Mortgage Process

The first place to start in the mortgage process is choosing a loan officer- while gathering your paperwork. Basically, a person will need to prove through income and history that they can and will pay their loan. You can find the information that the loan officer will be looking for by "clicking" the Needs List. Even if you do not have your paperwork in order, you may still fill out a loan application. Remember, that just filling out the loan application does not "bind" you to accepting the loan. Even when prequalifying, the best place to start is the application- followed by a credit report.

After the loan application is completed, the loan officer will offer a few scenarios best suited for your needs. If you have all of your financial statements in line, then the accuracy of the "Good Faith Estimate" is greatly improved. After you choose the best program, the rate is "locked"- (remember, the rate is subject to change within the market' so it is best to lock a good rate as soon as possible.) Another key thing to remember- you cannot lock a rate without a contract on a property. If refinancing, the contract is not a sales contract; but your previous mortgage note. After the rate is locked, you now begin the process.

The paper work is then handed over to a processor- who puts the file in order to "package" to the investor. This process is very time consuming- inspections on the house have to be qualified, homeowner's insurance needs to be arranged, etc. During this process, your paperwork turns into a "book" which may rival War & Peace. This should be considered when locking the rate to determine how long the "lock" will last.

After processing, the loan is sent to the investor. Even if the origination of the loan starts within the investor, the packaging will be handed off to another department for an approval. The investor will then either approve or decline the application. If declined, hopefully, you have chosen a broker strong enough to be able to send the loan application to another alternative. If approved, there are still a few things that need to happen. In the mortgage business, getting an approval- and having funds disbursed are two different stories. A lot of loan officers may boast a high approval rating- ask them where their "funding" ratio stands.

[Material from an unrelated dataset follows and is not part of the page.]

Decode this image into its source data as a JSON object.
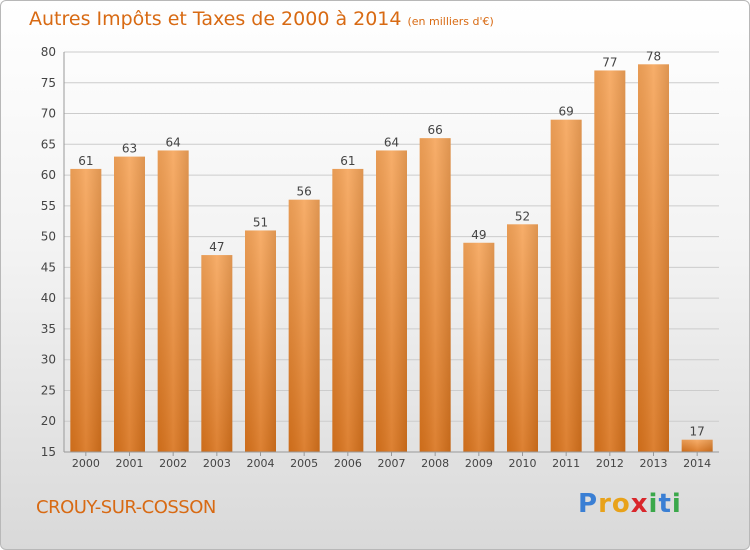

From the approval, the file is "underwritten" and sent to title. This is where buyer and seller meet to sign paperwork. It is not necessary for the buyer to meet the seller- just that they both show up promptly to sign. When the title contract is signed, the approval-application- the book-ALL of it is summarized in a HUD-1 Settlement statement. It will have some variations from the" Good Faith Estimate" because the taxes vary from county to county- and the homeowners insurance may vary, etc. Once the HUD is signed and approved, the investor will then disburse funds. This whole process usually takes about thirty- sixty days. Time may vary- as each individual family provides a unique financial package.

The key to understanding the mortgage process is to understand the law. People for people write the law. The law is therefore subject to change and interpretation. There are specific guidelines that are set to protect the investor, the buyer, and seller of real estate. The laws are never perfect, but are the fairest solution to protect everyone involved. This is why it is essential to choose a good mortgage broker. Through experience, they understand where red tape may hold up a mortgage-and know how to deal with that red tape. The broker earns there living by assuring that your loan funds- not just approved.